Inhaled Insulin Less Effective in Diabetics With Lung Ailments

COPENHAGEN — Inhaled insulin is less effective in diabetic patients with chronic lung conditions such as asthma and chronic obstructive pulmonary disease, compared with patients who have healthy lungs, according to data from two industry-sponsored studies presented at the annual meeting of the European Association for the Study of Diabetes.

However, in patients with mild asthma, predosing with a bronchodilator can result in inhaled insulin exposures similar to those for patients without asthma.

The asthma study was supported by Pfizer, manufacturer of the only approved inhaled insulin treatment, Exubera. Eli Lilly & Co. supported the other study.

Exubera is not approved for use in diabetic patients with asthma or chronic obstructive pulmonary disease (COPD), said Robert J. Fountaine, Pharm.D., of Pfizer's department of global research and development, who presented the Exubera study. Studies are under way to support long-term safety and efficacy in those patients.

Dr. Fountaine's open-label crossover study included 67 nondiabetic subjects with asthma: 30 with moderate asthma (those with a mean unmedicated forced expiratory volume [FEV1] of between 50% and 80% of predicted values); and 37 with mild asthma (defined as between 80% and 100% of predicted values). Also included were 19 healthy, nonasthmatic subjects.

All nonasthmatic subjects received inhaled insulin (3 mg) alone on days 1 and 3, whereas the asthmatic subjects received one of the following regimens in a randomized sequence on days 1, 3, 5, and 7: inhaled insulin alone, 180 mcg of the bronchodilator albuterol (a short-acting β-agonist) followed by inhaled insulin 30 minutes later, albuterol followed by inhaled insulin 10 minutes later, or the inhaled corticosteroid fluticasone (440 mcg) followed by inhaled insulin 30 minutes later.

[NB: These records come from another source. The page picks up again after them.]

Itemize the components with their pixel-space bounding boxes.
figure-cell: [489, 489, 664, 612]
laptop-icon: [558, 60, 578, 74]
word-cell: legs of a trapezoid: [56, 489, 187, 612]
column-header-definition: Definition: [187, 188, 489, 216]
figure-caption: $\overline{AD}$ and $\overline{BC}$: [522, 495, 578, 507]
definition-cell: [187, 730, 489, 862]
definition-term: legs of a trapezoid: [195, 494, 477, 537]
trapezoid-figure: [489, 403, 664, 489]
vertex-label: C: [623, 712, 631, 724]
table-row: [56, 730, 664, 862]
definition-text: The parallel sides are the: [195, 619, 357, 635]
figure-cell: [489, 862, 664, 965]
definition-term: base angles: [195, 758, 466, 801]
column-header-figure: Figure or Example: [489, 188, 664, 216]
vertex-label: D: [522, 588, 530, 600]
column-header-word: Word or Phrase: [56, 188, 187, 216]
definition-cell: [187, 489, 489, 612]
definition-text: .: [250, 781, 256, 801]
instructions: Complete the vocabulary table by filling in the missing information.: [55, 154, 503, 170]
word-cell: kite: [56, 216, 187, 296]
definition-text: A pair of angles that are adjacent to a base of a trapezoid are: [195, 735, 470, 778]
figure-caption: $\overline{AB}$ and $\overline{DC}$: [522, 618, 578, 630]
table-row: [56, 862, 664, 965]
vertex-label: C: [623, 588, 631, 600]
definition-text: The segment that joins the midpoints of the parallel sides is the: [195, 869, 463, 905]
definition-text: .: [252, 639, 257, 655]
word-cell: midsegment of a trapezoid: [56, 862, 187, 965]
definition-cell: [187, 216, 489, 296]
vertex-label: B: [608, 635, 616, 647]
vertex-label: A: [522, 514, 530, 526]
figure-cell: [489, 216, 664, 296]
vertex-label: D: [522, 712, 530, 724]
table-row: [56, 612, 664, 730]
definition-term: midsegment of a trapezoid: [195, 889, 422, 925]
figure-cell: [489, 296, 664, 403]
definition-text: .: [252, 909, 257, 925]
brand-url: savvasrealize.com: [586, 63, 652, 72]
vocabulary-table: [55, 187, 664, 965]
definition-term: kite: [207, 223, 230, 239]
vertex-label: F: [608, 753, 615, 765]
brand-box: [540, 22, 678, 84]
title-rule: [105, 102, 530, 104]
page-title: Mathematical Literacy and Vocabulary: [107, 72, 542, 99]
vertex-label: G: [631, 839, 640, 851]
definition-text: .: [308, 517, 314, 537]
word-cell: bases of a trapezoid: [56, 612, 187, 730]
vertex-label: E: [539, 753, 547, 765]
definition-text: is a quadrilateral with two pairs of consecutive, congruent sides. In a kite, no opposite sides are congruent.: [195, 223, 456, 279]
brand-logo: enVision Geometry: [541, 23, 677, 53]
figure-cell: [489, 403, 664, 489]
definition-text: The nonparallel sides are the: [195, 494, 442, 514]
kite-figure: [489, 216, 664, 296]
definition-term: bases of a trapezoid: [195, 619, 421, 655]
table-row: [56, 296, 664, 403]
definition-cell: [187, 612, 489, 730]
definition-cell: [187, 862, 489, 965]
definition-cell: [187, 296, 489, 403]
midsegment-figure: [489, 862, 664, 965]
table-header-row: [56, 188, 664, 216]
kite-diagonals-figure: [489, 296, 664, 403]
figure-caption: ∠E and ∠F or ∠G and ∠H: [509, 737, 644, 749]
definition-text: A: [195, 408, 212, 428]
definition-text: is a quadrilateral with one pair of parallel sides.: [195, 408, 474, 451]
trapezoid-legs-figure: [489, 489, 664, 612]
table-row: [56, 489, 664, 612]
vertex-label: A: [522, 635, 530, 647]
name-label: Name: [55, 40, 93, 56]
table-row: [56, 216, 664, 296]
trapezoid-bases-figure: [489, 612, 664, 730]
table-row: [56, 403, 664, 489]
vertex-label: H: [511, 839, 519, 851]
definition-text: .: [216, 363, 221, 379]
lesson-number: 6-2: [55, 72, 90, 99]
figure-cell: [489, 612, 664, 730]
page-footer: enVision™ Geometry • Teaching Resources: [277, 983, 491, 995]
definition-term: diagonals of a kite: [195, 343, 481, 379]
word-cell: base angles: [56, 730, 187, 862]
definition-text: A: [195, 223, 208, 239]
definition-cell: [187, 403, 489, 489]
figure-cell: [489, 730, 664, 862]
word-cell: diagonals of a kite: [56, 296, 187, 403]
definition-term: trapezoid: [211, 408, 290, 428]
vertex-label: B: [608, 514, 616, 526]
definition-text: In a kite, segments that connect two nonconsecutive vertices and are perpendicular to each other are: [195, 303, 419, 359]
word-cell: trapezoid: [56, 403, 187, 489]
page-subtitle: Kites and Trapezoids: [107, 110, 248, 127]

Investigators collected blood samples at set times, beginning 30 minutes before insulin dosing until 360 minutes after, from which serum insulin and C-peptide levels were calculated. They also performed spirometry before and 10 minutes after each inhaled insulin dose, and before and 30 minutes after each albuterol dose.

The results showed that in the absence of albuterol, pulmonary absorption of inhaled insulin was reduced in patients with mild to moderate asthma, compared with nonasthmatic patients, said Dr. Fountaine. However, prior dosing with albuterol 30 minutes before insulin inhalation increased insulin absorption by 25%–35% in patients with mild asthma (resulting in absorption rates that approximated those in healthy subjects) and by 45%–50% in those with moderate asthma (resulting in absorption rates that were still lower than those seen in nonasthmatic subjects). The administration of fluticasone before inhaled insulin did not adversely affect insulin pharmacokinetics, and spirometry testing showed that inhaled insulin did not interfere with the efficacy of albuterol, he said.

The Lilly-sponsored study evaluated the company's inhaled insulin system, AIR, which is still under development. It found a reduced metabolic effect of inhaled insulin in nondiabetic patients with COPD, compared with healthy patients and compared with subcutaneous insulin administration, said Dr. Klaus Rave of Profil Institut für Stoffwechselforschung in Neuss, Germany.

The study included 15 subjects with healthy lungs and 27 with COPD, of whom 13 had chronic bronchitis and 14 had emphysema. All received two separate doses of inhaled insulin (5.2 mg each) and one dose of subcutaneous insulin (12 U). A euglycemic glucose clamp was used to assess glucodynamic responses, and serum insulin measurements were used to assess pharmacokinetics. Pulmonary function tests and spirometry were also performed.

The results showed that although total insulin exposure and metabolic effect was similar in all subjects after subcutaneous insulin, it was reduced after inhaled insulin in patients with COPD. Insulin exposure after inhaled insulin was cut by 22% in those with emphysema and by 44% in those with chronic bronchitis, compared with healthy subjects. The metabolic effect of inhaled insulin was reduced by 33% in those with emphysema and by 40% in those with chronic bronchitis.

There was no difference in pulmonary function tests done before and after inhaled insulin, but spirometry results showed an FEV1 decline after inhaled insulin and insulin administered subcutaneously, warranting a long-term safety evaluation of inhaled insulin in COPDpatients.